In soliciting blog topics today, I was asked whether I have a mantra. I realized, I’m not even sure what a mantra is, in the true denotative sense. So I looked it up. Originally, it was a Hindu word or syllable, chanted as an invocation or prayer. In the vernacular in English, it is simply a word or phrase, often repeated, often as a truism. In the former sense, of course, I have no mantras that I use, though I suppose I did utter a few during my yoga practice which has fallen by the wayside during the clement weather. But I felt silly about it, and didn’t connect with any mantra in a meaningful way.
In the latter case, though, AA is full of mantras. Little aphorisms which help us focus on the right way to do things throughout the day. “Do the next right thing.” “First things first.” “Easy does it.” We have a lot of these that remind us how we need to think about our condition and our circumstances to avoid putting ourselves in a position where a drink seems like a good idea. Simple, straightforward, daily progress. In fact, one of my favorite of these mantras, which comes from chapter five in the book Alcoholics Anonymous, is, “Progress not perfection.” I will never be perfect. But I can take three steps forward for every two steps back.
One of my other favorites would probably be a little too long to qualify as a mantra, but I use it almost daily: “I got where I am by doing the things I didn’t want to do.” I have a really nice life right now. Sure, my future is uncertain. I wish I had one of those jobs that didn’t depend on luck. Where I could just show up, do my job, and be assured that I would have a job as long as I did it well. But I don’t. But in general, I have a great life. I do science. I do engineering. I have great colleagues. I have a home and a yard and a tiny parrot.
But I couldn’t have those things while I do what I want to do. Because what I want to do, naturally, is to drink every day, from about 2 hours after I get up until I pass out, which will generally by about 14 hours later. That’s not exactly conducive to living a good, useful, healthy, happy life. That’s what I mean when I say I was a suicide drunk. I drink in a way that precludes me from being able to do anything else.

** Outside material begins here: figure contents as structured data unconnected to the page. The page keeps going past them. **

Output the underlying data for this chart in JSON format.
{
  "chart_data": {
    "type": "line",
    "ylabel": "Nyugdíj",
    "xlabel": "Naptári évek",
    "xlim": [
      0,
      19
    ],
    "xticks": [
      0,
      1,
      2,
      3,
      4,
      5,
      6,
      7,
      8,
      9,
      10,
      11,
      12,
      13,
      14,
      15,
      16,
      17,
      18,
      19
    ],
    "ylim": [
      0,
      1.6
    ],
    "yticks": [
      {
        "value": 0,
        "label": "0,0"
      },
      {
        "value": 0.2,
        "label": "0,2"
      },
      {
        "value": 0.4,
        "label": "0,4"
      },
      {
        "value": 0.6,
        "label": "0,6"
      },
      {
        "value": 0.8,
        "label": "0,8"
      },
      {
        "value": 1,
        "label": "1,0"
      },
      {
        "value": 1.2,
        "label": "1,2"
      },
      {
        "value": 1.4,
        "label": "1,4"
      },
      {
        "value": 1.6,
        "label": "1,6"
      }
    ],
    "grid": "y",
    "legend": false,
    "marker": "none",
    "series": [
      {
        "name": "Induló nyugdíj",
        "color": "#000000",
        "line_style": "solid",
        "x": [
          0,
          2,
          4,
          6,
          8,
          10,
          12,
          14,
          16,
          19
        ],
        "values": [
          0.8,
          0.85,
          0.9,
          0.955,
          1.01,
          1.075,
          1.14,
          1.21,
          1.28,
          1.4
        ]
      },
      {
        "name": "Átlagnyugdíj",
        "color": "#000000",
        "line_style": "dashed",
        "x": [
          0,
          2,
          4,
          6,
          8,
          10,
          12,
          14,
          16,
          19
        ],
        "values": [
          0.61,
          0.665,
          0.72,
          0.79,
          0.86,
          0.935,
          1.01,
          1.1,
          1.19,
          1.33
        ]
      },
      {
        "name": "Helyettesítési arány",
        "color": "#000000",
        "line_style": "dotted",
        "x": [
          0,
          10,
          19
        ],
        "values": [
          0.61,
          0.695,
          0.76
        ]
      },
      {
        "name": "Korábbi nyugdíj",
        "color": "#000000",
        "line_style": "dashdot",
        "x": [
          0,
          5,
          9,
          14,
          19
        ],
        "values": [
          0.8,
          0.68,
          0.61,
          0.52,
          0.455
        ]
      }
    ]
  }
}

And in general, left to my own devices, I’m lazy. I would rather watch TV than study. I’d rather read in the bathtub than sort through data. I’d rather sit on my sofa than go running. I’d rather drink than live. I keep a slow, quiet, anti-social, inebriated life when I do what I want to do, in the moment. So how did I get this wonderful life that I have? By doing the things that I didn’t want to do.

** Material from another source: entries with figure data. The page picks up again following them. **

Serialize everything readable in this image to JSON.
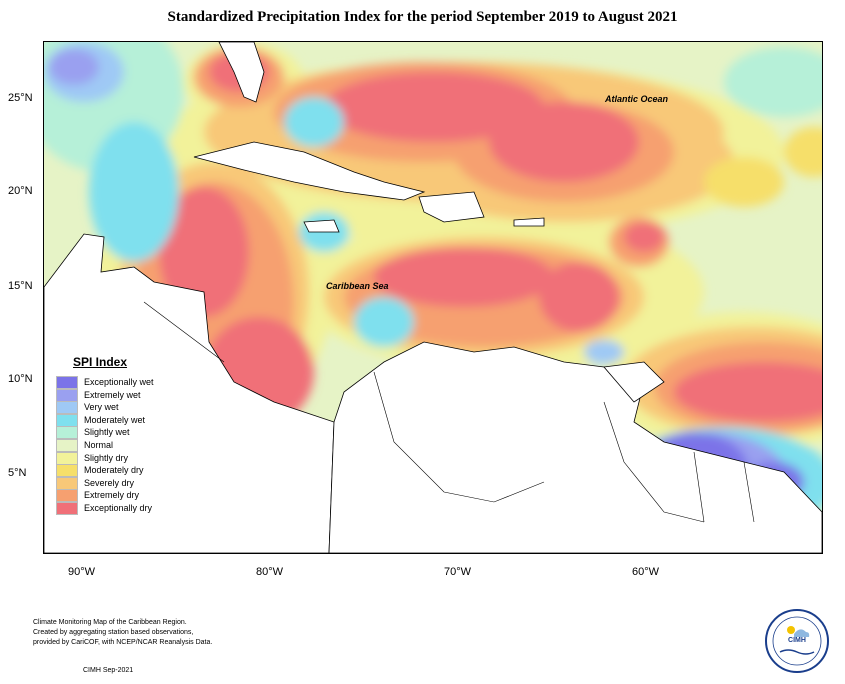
{
  "title": "Standardized Precipitation Index for the period September 2019 to August 2021",
  "axes": {
    "y_labels": [
      "25°N",
      "20°N",
      "15°N",
      "10°N",
      "5°N"
    ],
    "x_labels": [
      "90°W",
      "80°W",
      "70°W",
      "60°W"
    ]
  },
  "ocean_labels": {
    "atlantic": "Atlantic Ocean",
    "caribbean": "Caribbean Sea"
  },
  "legend": {
    "title": "SPI Index",
    "items": [
      {
        "label": "Exceptionally wet",
        "color": "#7b73e8"
      },
      {
        "label": "Extremely wet",
        "color": "#9aa0f0"
      },
      {
        "label": "Very wet",
        "color": "#9fc9f5"
      },
      {
        "label": "Moderately wet",
        "color": "#7fe0ee"
      },
      {
        "label": "Slightly wet",
        "color": "#b6f0d8"
      },
      {
        "label": "Normal",
        "color": "#e6f3c6"
      },
      {
        "label": "Slightly dry",
        "color": "#f2f29a"
      },
      {
        "label": "Moderately dry",
        "color": "#f6df6a"
      },
      {
        "label": "Severely dry",
        "color": "#f8c878"
      },
      {
        "label": "Extremely dry",
        "color": "#f6a070"
      },
      {
        "label": "Exceptionally dry",
        "color": "#f07078"
      }
    ]
  },
  "footnote": {
    "line1": "Climate Monitoring Map of the Caribbean Region.",
    "line2": "Created by aggregating station based observations,",
    "line3": "provided by CariCOF, with NCEP/NCAR Reanalysis Data."
  },
  "credit": "CIMH Sep-2021",
  "logo_text": "CIMH"
}
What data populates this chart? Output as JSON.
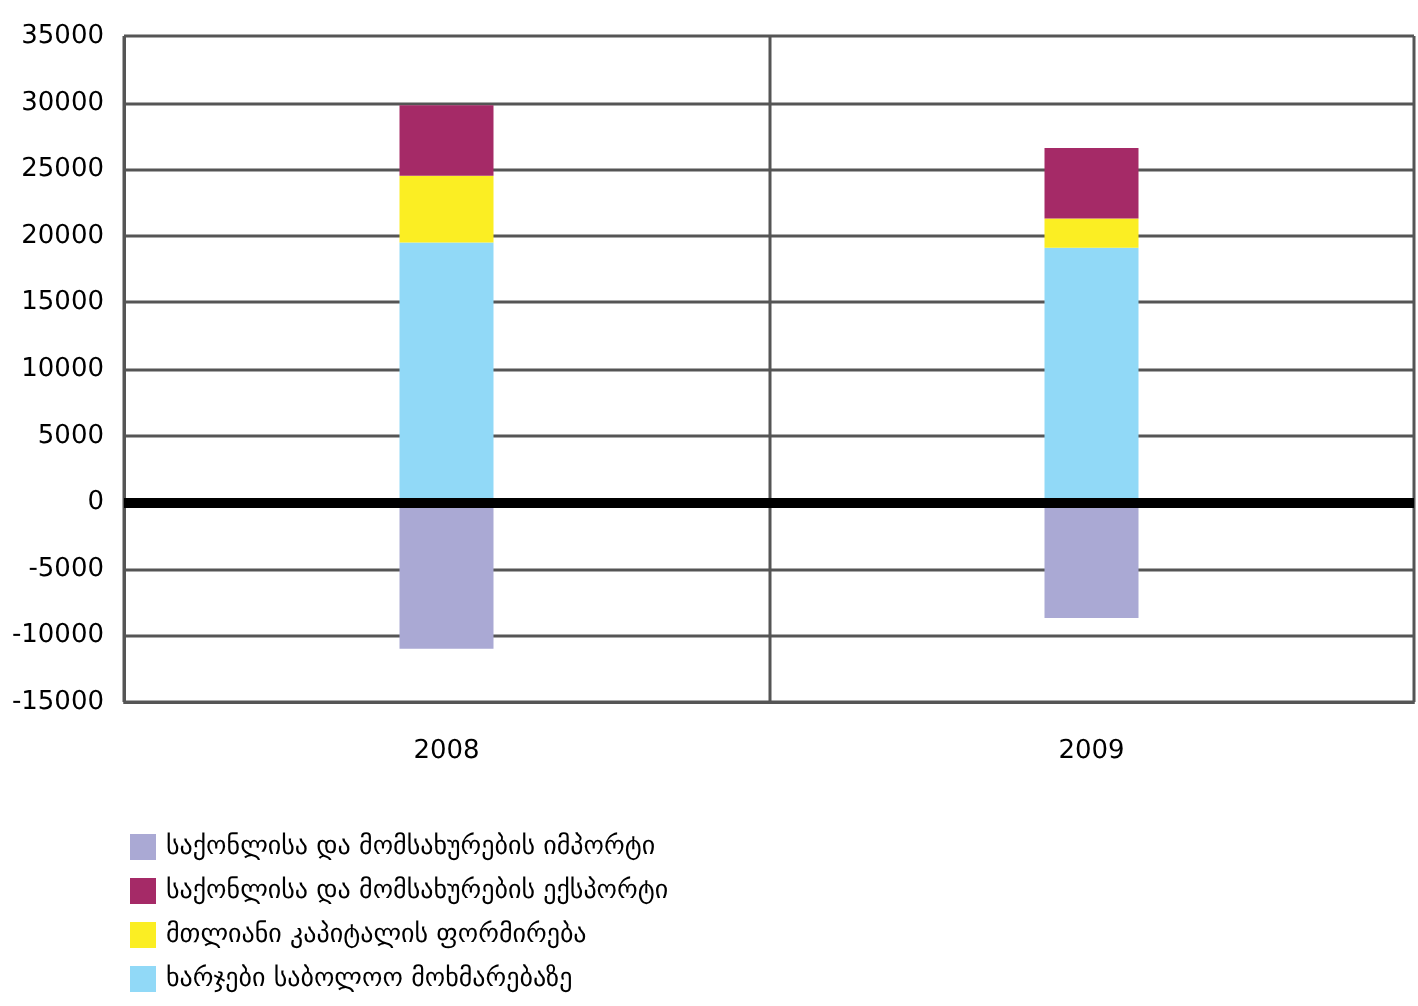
{
  "chart_data": {
    "type": "bar",
    "stacked": true,
    "categories": [
      "2008",
      "2009"
    ],
    "series": [
      {
        "name": "ხარჯები საბოლოო მოხმარებაზე",
        "color": "#91d9f7",
        "values": [
          19500,
          19100
        ]
      },
      {
        "name": "მთლიანი კაპიტალის ფორმირება",
        "color": "#fbee23",
        "values": [
          5000,
          2200
        ]
      },
      {
        "name": "საქონლისა და მომსახურების ექსპორტი",
        "color": "#a52a67",
        "values": [
          5300,
          5300
        ]
      },
      {
        "name": "საქონლისა და მომსახურების იმპორტი",
        "color": "#aaa9d4",
        "values": [
          -11000,
          -8700
        ]
      }
    ],
    "ylim": [
      -15000,
      35000
    ],
    "yticks": [
      -15000,
      -10000,
      -5000,
      0,
      5000,
      10000,
      15000,
      20000,
      25000,
      30000,
      35000
    ],
    "grid": true,
    "legend": "bottom left",
    "ref_lines": [
      {
        "axis": "y",
        "value": 0,
        "label": null,
        "color": "#000000"
      }
    ]
  }
}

For a long time in my life, I was good at that. I studied in high school and college. I worked hard at after school jobs. I had a good work ethic for a long time. But after I started drinking, around the time I was 22, I became more complacent. It took several years for my drinking to become truly disruptive to my life. But once it did, it was extremely difficult for me to force myself to do anything productive.
So, the first thing I had to do, which I didn’t want to do, was stop drinking. Don’t get me wrong. I deeply wanted to stop drinking. But I did not want to stop drinking. I wanted to put alcohol into my body. I just didn’t want to suffer any of the consequences I suffer when I do that. Sadly, that’s not an option for me. If alcohol didn’t make me useless, indolent, sick, aggressive, isolating, anti-social, dangerous, self-righteous and indignant, I’d still drink. I like drinking. I like the effects produced by alcohol. Because I’m an alcoholic.
But I don’t have to suffer alcoholic misery. Because I know how to do the things I don’t want to do. And as time goes by, I find myself wanting them more and more. But I’m still lazy. And so I repeat to myself: “I got where I am by doing the things I didn’t want to do.” And that musters the energy to run in the 100 degree heat. Or step up for a session of madwriting. And I go forward. My grants go out. My papers get submitted. Life moves forward.